Antes de nada, tomar conciencia de que no habrá solución para nuestros problemas sin cohesión social. Basta ver lo que ocurre con el modelo americano, una sociedad tremendamente desigual y sujeta a divisiones políticas gravísimas y estériles. Una cosa tiene que ver con la otra. En sociedades de perdedores y ganadores, donde hay importantes focos de marginalidad social, los conflictos antagónicos son casi inevitables. Más aún si encima se superponen a diferencias de tipo étnico. El malestar social es una variable decisiva. Pero también lo son las pautas básicas de la cultura política. Alemania, por ejemplo, tiende a la solución consensual de los conflictos; Francia o España están en el lado contrario. Los franceses tienen, al menos, un sistema electoral que sobrerrepresenta a la mayoría, lo cual no es nuestro caso, y eso hace que aquí sea todavía más difícil llegar a acuerdos transversales entre fuerzas políticas. El bibloquismo en el que hemos estado inmersos en los últimos años no augura nada bueno. Sobre todo, y en esto nos parecemos a la situación estadounidense, porque predomina una visión de partidismo negativo; no nos une tanto el amor por los nuestros cuanto la animadversión por quienes consideramos nuestros adversarios. Hasta que esto no se cambie –y ahí son muy responsables los medios partidistas– no veo fácil la senda hacia mayores niveles de concordia. Esperemos que la cosa cambie cuando tomemos conciencia de los inmensos problemas a los que nos hemos de enfrentar en los próximos años.

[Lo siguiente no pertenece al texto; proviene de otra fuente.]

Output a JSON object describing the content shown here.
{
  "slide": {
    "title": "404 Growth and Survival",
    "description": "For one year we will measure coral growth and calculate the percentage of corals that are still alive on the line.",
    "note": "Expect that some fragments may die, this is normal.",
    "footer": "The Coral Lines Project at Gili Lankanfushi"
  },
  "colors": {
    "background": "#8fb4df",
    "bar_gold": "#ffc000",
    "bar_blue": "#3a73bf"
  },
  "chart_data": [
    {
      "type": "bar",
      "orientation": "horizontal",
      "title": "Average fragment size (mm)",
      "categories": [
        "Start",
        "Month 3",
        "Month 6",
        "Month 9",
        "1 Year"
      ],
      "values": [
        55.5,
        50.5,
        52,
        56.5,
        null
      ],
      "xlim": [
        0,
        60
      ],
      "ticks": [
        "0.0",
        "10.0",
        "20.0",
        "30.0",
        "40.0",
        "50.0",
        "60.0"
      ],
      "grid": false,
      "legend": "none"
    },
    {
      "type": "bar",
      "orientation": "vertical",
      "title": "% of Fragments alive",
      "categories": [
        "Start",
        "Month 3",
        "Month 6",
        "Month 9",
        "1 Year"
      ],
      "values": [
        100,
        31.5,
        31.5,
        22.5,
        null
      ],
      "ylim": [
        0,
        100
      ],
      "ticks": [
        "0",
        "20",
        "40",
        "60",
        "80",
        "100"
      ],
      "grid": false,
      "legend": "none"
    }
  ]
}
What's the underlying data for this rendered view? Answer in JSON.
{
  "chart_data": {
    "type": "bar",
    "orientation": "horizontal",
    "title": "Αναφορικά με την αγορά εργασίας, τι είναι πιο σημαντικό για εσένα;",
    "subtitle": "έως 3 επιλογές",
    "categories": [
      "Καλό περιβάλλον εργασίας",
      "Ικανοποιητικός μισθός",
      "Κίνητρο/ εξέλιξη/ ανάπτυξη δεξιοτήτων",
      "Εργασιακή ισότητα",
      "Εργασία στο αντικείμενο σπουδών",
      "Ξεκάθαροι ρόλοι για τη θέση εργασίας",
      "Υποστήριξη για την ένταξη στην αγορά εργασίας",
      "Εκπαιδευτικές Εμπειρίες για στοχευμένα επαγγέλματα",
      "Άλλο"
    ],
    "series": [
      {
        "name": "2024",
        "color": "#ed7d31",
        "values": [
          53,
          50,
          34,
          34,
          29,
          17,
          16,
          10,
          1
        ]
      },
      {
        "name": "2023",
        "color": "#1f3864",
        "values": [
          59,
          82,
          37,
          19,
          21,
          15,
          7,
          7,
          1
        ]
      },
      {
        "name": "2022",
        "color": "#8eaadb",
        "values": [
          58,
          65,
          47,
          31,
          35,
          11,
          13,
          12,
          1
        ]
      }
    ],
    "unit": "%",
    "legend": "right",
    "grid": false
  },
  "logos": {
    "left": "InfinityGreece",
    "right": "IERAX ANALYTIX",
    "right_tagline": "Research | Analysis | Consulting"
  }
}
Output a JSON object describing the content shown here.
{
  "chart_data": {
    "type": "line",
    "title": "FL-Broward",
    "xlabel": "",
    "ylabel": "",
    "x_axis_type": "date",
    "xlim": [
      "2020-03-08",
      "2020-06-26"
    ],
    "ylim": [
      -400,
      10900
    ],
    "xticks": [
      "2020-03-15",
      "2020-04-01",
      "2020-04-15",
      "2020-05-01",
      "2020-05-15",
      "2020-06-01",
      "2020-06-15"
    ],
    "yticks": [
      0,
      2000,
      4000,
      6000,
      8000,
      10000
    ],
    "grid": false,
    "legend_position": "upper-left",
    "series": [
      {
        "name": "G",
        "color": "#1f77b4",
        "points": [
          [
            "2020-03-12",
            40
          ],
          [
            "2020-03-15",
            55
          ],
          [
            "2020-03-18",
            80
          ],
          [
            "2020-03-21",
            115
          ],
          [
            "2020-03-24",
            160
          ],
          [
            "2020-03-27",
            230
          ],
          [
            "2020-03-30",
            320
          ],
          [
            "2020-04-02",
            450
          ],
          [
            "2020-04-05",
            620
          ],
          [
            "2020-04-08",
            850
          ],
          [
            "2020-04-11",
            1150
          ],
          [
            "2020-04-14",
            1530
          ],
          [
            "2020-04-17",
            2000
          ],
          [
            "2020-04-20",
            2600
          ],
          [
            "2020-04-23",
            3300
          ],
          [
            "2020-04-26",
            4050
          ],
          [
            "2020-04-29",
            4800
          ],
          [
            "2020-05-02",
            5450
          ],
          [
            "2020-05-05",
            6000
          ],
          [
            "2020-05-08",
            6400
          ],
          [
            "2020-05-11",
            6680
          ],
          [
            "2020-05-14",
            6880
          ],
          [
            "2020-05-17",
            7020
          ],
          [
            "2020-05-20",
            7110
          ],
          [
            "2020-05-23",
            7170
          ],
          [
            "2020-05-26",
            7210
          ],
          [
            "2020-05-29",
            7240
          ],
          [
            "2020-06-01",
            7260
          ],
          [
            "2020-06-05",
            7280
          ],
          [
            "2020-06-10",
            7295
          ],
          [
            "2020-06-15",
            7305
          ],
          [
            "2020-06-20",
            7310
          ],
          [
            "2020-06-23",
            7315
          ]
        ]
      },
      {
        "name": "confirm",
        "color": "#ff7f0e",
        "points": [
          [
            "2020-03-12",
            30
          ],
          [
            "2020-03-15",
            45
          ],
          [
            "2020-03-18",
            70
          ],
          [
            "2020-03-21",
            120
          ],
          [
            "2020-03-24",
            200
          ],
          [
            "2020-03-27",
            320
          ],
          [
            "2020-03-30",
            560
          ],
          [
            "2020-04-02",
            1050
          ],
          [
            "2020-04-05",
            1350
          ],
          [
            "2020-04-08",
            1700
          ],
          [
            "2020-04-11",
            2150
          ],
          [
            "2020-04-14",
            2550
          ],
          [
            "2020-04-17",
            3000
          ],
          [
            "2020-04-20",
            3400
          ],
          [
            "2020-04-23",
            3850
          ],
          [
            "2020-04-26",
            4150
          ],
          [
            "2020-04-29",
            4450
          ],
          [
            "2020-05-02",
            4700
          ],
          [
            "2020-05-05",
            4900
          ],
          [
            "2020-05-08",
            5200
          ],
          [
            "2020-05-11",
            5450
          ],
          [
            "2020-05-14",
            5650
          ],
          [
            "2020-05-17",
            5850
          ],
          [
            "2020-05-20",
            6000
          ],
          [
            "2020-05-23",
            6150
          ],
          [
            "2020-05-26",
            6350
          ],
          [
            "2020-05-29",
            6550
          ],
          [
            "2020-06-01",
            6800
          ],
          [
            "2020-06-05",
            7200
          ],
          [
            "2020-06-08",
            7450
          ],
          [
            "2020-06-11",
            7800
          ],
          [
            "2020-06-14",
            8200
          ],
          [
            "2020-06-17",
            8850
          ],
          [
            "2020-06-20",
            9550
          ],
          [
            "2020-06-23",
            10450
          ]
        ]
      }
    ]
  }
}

«Se ha criticado el giro de Cataluña hacia partidos independentistas, pero se ha pensado poco en sus causas; sin este dato fundamental acabamos no entendiendo nada»

¿Cómo convivir con la «paradoja de la tolerancia» de la que habla usted y Bernard Williams? Por ejemplo, con el hecho de que Bildu o Vox estén en el Congreso.

La paradoja de la tolerancia consiste en que se nos pide que toleremos lo que no nos gusta, aquello de lo que discrepamos. Si no lo hacemos caemos en la intolerancia, pero no podemos tolerar sin más, sin sentir a la vez que traicionamos gran parte de lo que somos. Es el caso de muchas actitudes ante Vox o Bildu. Cada uno de estos partidos encuentra comprensión en su bloque respectivo, pero desde el otro producen urticaria. Aun así, los votos que han obtenido son tan legítimos como los que van a otros grupos políticos. La distinción entre «votar bien o mal» no tiene sentido en democracia, cada cual representa lo que representa, y si no nos gusta hay que intentar seducir a dichos votantes para que abandonen las posiciones extremas y cambien el sentido de voto. Los estudios sobre el populismo han sacado a la luz cómo el voto a estos partidos es expresivo de que algo no funciona en nuestro sistema representativo. Atendamos a cuáles son las causas que producen este resultado antes de demonizar a quienes optan por ellas. Sé que no es sencillo, pero tampoco es un ejercicio imposible de hacer. Por ejemplo, mucho se ha criticado el giro producido en Cataluña hacia partidos independentistas, pero se ha pensado poco en por qué se ha producido. Sin este dato fundamental acabamos no entendiendo nada.

De las sociedades que usted conoce, ¿cuál es la más y la menos tolerante?

Las que poseen un mayor grado de calidad democrática son los países escandinavos: Suiza, Holanda, Nueva Zelanda, Canadá, Alemania… La tolerancia presupone una buena interiorización de las virtudes cívicas, ella misma pueda que sea una de las más importantes. Respetar al otro en sus opiniones o elecciones vitales es un imperativo de moral pública. Las menos tolerantes, aparte de aquellas con firmes y rígidos principios religiosos, como las islámicas, suelen ser las más polarizadas. Es el caso ahora mismo de los Estados Unidos. En España podemos caer en algo similar, pero el camino que emprendimos desde la Transición para aceptar las peculiaridades de aquellos con los que discrepamos creo que aún no se ha agotado. La gente común no ha caído en los posicionamientos cainitas que observamos en algunos grupos políticos. Esto nos ofrece razones para la esperanza.